The results demonstrated that the timing, duration and intensity of process modifications in each stage significantly influenced the distribution of magnesium species between the membrane, suspension, and its dissociated forms. Introducing HCl in the later stages of the first stage resulted in increased detachment of crystals from the membrane without excessively increasing the concentration of dissociated magnesium ions. In the second stage, moderate conditions for acid circulation of 15 min and low stirring intensity resulted in the highest crystal yield in suspension (9.53%) while minimizing dissolution. Excessively long acid exposure or vigorous mixing promoted undesired dissolution of both membrane-bound and suspended crystals, resulting in more than a twofold increase in the concentration of dissociated magnesium. Similarly, in the third stage, a moderate water circulation time of 10 min at a controlled stirring intensity of 600 rpm achieved the highest overall magnesium hydroxide yield in the suspension: 12.34%. However, a compromise is desired between maximizing suspended crystal recovery and minimizing dissociated magnesium concentration in the solution.
The study confirms that targeted manipulation of process parameters can lead to greater product recovery in the bulk stage.
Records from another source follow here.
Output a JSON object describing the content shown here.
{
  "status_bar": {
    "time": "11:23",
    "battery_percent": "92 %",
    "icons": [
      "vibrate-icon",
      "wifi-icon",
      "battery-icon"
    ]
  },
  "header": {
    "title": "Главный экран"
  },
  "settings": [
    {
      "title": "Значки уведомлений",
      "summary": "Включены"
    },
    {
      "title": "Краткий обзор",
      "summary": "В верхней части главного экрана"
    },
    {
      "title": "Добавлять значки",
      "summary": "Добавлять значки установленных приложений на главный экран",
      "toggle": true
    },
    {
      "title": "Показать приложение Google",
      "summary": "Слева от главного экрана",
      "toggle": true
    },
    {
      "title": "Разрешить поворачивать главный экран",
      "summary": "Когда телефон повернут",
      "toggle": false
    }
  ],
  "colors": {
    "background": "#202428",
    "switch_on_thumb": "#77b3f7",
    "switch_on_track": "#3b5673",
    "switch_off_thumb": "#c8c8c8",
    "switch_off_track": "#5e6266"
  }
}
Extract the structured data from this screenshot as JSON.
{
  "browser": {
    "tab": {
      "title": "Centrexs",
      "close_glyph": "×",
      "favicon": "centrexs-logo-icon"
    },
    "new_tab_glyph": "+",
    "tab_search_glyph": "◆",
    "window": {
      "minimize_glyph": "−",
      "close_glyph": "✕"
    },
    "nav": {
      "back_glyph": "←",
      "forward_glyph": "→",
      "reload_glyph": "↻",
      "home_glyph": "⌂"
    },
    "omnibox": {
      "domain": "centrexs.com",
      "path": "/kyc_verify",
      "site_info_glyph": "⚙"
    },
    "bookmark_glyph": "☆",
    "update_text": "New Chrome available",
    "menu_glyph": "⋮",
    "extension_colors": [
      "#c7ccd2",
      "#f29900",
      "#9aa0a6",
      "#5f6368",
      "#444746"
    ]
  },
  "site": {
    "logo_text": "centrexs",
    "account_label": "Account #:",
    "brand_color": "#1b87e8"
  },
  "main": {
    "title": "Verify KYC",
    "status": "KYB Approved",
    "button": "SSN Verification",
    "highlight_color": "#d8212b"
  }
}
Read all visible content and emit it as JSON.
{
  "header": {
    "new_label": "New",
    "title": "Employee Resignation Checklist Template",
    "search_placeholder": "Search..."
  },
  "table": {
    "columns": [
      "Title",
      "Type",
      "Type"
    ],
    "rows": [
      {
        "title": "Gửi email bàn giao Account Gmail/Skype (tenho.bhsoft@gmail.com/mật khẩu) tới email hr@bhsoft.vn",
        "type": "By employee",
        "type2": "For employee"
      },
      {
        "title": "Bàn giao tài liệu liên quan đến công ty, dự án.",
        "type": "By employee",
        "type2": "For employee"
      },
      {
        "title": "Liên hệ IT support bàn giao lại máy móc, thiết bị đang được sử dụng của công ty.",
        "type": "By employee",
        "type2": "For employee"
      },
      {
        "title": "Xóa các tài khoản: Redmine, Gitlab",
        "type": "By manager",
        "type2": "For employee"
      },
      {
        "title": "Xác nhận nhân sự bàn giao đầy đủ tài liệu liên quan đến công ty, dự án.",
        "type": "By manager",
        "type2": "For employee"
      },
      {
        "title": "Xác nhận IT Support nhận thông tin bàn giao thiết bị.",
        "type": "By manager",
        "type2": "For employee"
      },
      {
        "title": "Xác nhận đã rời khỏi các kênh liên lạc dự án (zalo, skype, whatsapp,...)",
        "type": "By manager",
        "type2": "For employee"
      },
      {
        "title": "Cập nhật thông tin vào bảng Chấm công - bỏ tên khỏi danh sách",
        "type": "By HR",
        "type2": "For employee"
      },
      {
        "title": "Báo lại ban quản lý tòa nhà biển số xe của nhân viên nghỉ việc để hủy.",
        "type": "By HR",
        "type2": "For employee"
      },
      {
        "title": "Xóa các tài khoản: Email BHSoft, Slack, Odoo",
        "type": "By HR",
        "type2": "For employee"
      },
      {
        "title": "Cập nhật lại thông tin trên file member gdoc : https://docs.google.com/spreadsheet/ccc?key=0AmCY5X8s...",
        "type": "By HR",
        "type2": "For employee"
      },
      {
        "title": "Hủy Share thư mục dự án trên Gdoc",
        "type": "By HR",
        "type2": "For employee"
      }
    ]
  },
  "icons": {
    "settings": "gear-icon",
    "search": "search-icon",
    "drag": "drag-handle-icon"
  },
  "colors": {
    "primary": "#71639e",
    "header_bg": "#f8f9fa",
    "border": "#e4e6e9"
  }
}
While the demonstrated methods resulted in an approximate 10% increase in the proportion of suspended crystals, it is important to note that the experiments were conducted in batch mode at small scale, using magnesium concentrations typical of desalination brines. As a result, the absolute yield of product was relatively low. However, the findings validate the potential of in situ scale removal strategies and provide a foundation for optimizing reactive membrane crystallization systems—not only for magnesium hydroxide but potentially for other valuable salts in high-salinity streams.
Future work will focus on scaling up the process to continuous operation, using multi-fiber membrane modules. The flux per unit membrane area will be the same. The challenge will be to ensure that all fibers in the module are effectively utilized. In this envisioned setup, a dedicated membrane crystallization stage would be followed by a crystal harvesting stage, enabling sustained operation and higher overall product recovery. Additional strategies, such as integrating gas bubbling into the suspension, will also be explored to further enhance crystal detachment and improve system efficiency at scale.